Their first example involves testing singletons, notorious for being difficult to test because of their "global" state. He also gives a more practical example using a Yii2-based application and a login form. True to its name, the AspectMock uses Aspect Oriented Programming concepts to make the "magic" happen behind the scenes.

tagged: codeception aspect mock aspectoriented unittest singleton

Link: http://codeception.com/07-31-2013/nothing-is-untestable-aspect-mock.html

Zumba Engineering Blog:
Mocking Singleton PHP classes with PHPUnit
Nov 26, 2012 @ 09:51:04

On the Zumba Engineering blog today Chris Taylor has a new post about mocking in PHPUnit, specifically how to handle those pesky Singleton methods lurking around your codebase.

In many of our projects, utilities and vendor classes are implemented with a singleton pattern. [...] In this post, we’ll cover a nice way to inject a PHPUnit mock object for use in testing methods that utilize singleton classes.

He starts by introducing mocking and how to use mock classes in PHPUnit with a simple "sayHello" example. Adding on another layer, he creates a "SomeclassMock" class, defining its own "expects" and "cleanup" methods. This class forces the Singleton method to act more like a regular non-static method and "resets" it after each use.

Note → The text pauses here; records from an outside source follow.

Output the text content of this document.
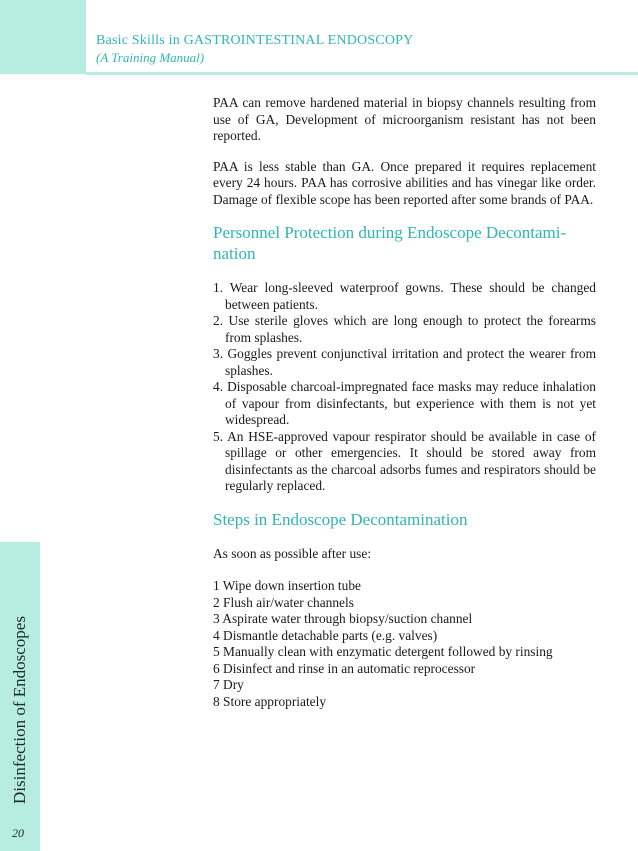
Basic Skills in GASTROINTESTINAL ENDOSCOPY
(A Training Manual)
Disinfection of Endoscopes
20

PAA can remove hardened material in biopsy channels resulting from use of GA, Development of microorganism resistant has not been reported.

PAA is less stable than GA. Once prepared it requires replacement every 24 hours. PAA has corrosive abilities and has vinegar like order. Damage of flexible scope has been reported after some brands of PAA.

Personnel Protection during Endoscope Decontami-nation
1. Wear long-sleeved waterproof gowns. These should be changed between patients.
2. Use sterile gloves which are long enough to protect the forearms from splashes.
3. Goggles prevent conjunctival irritation and protect the wearer from splashes.
4. Disposable charcoal-impregnated face masks may reduce inhalation of vapour from disinfectants, but experience with them is not yet widespread.
5. An HSE-approved vapour respirator should be available in case of spillage or other emergencies. It should be stored away from disinfectants as the charcoal adsorbs fumes and respirators should be regularly replaced.
Steps in Endoscope Decontamination

As soon as possible after use:

1 Wipe down insertion tube
2 Flush air/water channels
3 Aspirate water through biopsy/suction channel
4 Dismantle detachable parts (e.g. valves)
5 Manually clean with enzymatic detergent followed by rinsing
6 Disinfect and rinse in an automatic reprocessor
7 Dry
8 Store appropriately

tagged: mocking phpunit class singleton expects cleanup tutorial

Link:

Gonzalo Ayuso:
The reason why singleton is a "problem" with PHPUnit
Sep 24, 2012 @ 11:57:02

Gonzalo Ayuso has a new post that responds to the idea that "singletons are a problem when testing" your applications with something like PHPUnit.

Maybe this pattern is not as useful as it is in J2EE world. With PHP everything dies within each request, so we cannot persist our instances between requests (without any persistent mechanism such as databases, memcached or external servers). But at least in PHP we can share the same instance, with this pattern, in our script.

He illustrates a bad side effect of this sharing of resources with a simple unit test that increments a counter in a class. He notes that, because the script shares the object, you can't reliably know the state of it as you don't know what's happened before your use. He recommends two things to help the situation - either not use them at all or destroy the instance each time after using it (counterproductive to using a Singleton, obviously).